Cartas à um Zé: A tristeza de um Zé

Tudo corria bem. A vida estava boa até você chegar.
Eu tinha sempre companhia e nunca faltava alegria.
Eu tinha liberdade para fazer aquilo que bem entendia sem ter de me preocupar em carregar o peso da culpa que você trouxe.
Você chegou de mansinho e prometeu até ser breve.
Eu te alimentei, te dei abrigo. E quanto mais o tempo passava mais raizes você criava.
Enquanto era só as vezes, ainda estava tudo bem.
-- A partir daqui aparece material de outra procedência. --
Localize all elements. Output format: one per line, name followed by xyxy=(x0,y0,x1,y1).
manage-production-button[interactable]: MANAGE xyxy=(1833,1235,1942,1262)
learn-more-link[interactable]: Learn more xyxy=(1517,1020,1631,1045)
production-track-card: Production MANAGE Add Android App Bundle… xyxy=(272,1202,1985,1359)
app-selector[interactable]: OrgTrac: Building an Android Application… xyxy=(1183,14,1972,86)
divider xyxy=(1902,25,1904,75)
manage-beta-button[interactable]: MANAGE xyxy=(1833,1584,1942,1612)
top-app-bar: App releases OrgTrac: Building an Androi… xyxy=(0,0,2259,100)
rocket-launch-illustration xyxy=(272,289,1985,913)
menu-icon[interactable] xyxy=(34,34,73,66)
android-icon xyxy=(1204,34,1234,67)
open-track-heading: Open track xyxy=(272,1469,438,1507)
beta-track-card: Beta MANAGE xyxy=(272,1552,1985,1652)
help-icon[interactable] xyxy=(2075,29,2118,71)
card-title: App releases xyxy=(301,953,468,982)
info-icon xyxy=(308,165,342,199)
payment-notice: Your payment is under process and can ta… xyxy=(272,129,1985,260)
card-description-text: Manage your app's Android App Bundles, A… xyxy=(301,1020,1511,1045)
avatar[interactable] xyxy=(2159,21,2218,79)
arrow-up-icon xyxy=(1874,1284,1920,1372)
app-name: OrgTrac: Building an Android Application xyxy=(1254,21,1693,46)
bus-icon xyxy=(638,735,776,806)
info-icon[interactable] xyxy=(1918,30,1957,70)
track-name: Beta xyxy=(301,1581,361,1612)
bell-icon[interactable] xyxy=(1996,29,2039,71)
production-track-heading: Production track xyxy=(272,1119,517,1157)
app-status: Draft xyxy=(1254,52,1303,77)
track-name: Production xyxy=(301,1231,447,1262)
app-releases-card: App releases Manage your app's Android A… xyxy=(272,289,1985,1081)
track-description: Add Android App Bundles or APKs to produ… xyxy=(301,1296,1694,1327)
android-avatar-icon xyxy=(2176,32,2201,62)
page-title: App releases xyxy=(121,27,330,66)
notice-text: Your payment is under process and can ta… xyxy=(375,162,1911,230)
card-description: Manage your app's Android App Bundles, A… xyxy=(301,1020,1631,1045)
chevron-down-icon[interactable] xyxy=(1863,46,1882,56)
Mas então você começou a querer controlar o meu dia, a minha personalidade e as coisas a minha volta.
E de pouco em pouco assim o fez: consumiu tudo que eu tinha.
Eu deixei de sair, de comer.. Larguei as pessoas que eu gostava de estar e as coisas que eu queria fazer. Eu perdi a fé e até mesmo o amor próprio de tamanho desprezo que eu tinha por mim mesmo.
Você me me levou tudo e me deixou na merda. Afogado, esquecido no fundo de um poço que, aos gritos, você me mandava cavar.
Certa vez eu me lembro de ter pensado em parar, mas até isso você parecia controlar.
Sabe, levou muito tempo pra eu perceber que no fim das contas já era tarde.
Eu dançava feito um ventríloquo. Entrava e saía como se nem tivesse ido porque no fundo era você quem estava no comando. Sempre foi você me controlando.
Mas hoje, não. Não mais.
Hoje eu criei coragem e vomitei tudo o que estava engasgado e eu confesso que nunca me senti tão vivo.
Eu te escorracei e me prometi que nunca mais você vai voltar aqui para dizer o que devo ou não fazer.
Eu chorei, doeu. Mas retomei o controle.
Você levou tantos anos da minha vida que agora tudo o que me resta é esquecer que esteve aqui e recomeçar. Me reconstruir.
Eu sei que não posso evitar que você apareça, e pode ser que nos encontremos muito mundo afora.
Mas por mais que do outro lado seja só o meu reflexo no espelho, você, tristeza, nunca mais vai estar no comando. Nunca.